Spitzer Space Telescope Captured Picture of Record Coldest Brown Dwarf

Astronomers were able to get a picture of a nearby star and its orbiting companion by using NASA’s Spitzer Space Telescope. Accroding to Kevin Luhman, an astronomer at the Pennsylvania State University, University Park they have discovered a new record-holder for the coldest companion imaged outside of the solar system, which is nearly as cold as Earth. Based on the infrared light that it emits, the cool object, named WD 0806-661 B, appears to have a temperature in the range of 80 and 160 degrees Fahrenheit or about 27 to 70 degrees Celsius. On the lower end, WD 0806-661 B offers a rather pleasant terrestrial temperature and is not even as warm as the human body. Researchers ballpark WD 0806-661 B’s mass between six and nine Jupiters,  which  means it could still  qualify as a planet, albeit a particularly hefty one made mostly of gas.
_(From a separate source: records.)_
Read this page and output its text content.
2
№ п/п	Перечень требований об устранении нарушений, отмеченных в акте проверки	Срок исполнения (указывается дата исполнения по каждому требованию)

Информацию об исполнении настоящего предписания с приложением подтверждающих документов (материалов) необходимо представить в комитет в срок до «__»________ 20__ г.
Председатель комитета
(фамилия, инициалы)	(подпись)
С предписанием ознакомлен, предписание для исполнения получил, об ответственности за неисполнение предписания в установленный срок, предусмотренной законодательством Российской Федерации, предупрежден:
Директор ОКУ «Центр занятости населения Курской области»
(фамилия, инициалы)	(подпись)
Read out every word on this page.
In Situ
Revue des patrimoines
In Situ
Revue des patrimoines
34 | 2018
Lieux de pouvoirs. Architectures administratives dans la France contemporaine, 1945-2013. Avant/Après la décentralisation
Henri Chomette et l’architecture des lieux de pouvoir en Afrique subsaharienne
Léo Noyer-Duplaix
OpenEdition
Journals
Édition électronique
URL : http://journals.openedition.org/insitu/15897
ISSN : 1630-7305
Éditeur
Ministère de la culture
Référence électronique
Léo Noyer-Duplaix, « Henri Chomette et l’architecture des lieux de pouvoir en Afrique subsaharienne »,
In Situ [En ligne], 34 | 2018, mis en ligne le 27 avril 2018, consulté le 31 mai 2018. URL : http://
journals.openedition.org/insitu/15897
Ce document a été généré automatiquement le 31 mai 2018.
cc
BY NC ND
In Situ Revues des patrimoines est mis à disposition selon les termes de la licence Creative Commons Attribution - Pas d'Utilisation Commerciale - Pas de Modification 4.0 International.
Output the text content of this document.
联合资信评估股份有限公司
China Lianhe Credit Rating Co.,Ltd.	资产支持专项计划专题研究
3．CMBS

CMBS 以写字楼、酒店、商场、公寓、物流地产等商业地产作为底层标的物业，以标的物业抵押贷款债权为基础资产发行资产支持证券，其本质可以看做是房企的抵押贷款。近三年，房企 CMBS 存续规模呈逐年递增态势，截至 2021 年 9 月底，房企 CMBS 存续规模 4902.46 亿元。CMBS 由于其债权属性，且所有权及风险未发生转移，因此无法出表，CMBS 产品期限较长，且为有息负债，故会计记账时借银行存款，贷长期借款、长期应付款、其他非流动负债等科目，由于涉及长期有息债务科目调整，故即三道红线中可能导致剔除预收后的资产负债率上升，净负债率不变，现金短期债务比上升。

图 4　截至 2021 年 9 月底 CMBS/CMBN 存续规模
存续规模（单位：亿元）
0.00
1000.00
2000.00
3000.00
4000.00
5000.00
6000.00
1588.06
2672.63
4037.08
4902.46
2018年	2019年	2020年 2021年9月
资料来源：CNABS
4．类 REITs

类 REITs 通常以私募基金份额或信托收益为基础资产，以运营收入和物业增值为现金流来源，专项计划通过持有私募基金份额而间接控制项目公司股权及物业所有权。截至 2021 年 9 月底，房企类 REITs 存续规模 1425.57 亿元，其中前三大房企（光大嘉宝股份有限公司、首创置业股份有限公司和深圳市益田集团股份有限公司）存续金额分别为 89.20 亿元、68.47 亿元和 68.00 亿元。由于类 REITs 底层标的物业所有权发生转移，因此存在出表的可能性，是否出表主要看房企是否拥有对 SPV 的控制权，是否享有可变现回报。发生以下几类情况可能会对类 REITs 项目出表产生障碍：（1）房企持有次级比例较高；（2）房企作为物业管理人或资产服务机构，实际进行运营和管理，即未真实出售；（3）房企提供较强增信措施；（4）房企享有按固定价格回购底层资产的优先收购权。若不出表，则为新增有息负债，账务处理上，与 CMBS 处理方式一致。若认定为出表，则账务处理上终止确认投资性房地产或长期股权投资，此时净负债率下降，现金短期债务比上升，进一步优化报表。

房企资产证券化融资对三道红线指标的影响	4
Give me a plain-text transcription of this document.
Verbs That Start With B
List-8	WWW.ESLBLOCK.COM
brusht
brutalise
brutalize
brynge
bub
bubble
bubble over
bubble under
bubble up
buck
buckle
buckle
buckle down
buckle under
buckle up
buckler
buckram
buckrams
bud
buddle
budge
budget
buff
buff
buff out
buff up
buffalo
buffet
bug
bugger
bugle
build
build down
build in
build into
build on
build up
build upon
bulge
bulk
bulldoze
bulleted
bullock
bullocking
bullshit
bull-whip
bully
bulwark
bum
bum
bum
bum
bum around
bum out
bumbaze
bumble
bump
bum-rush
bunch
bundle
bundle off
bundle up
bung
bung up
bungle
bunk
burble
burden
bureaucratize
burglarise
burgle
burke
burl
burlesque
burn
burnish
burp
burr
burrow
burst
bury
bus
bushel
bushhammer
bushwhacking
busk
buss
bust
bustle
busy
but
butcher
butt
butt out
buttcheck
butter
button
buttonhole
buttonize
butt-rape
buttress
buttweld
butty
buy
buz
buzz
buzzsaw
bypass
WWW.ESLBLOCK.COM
Instead, they suspect it’s a type of failed star, called a brown dwarf. WD 0806-661 B probably belongs to a recently discovered new class of objects called Y dwarfs, the coldest category of brown dwarfs. Those objects don’t orbit stars and instead are floating by themselves in space, unlike WD 0806-661 B. Together, WISE and Spitzer are proving complementary in tracking down ever-cooler brown dwarfs, all the way down to the Y class.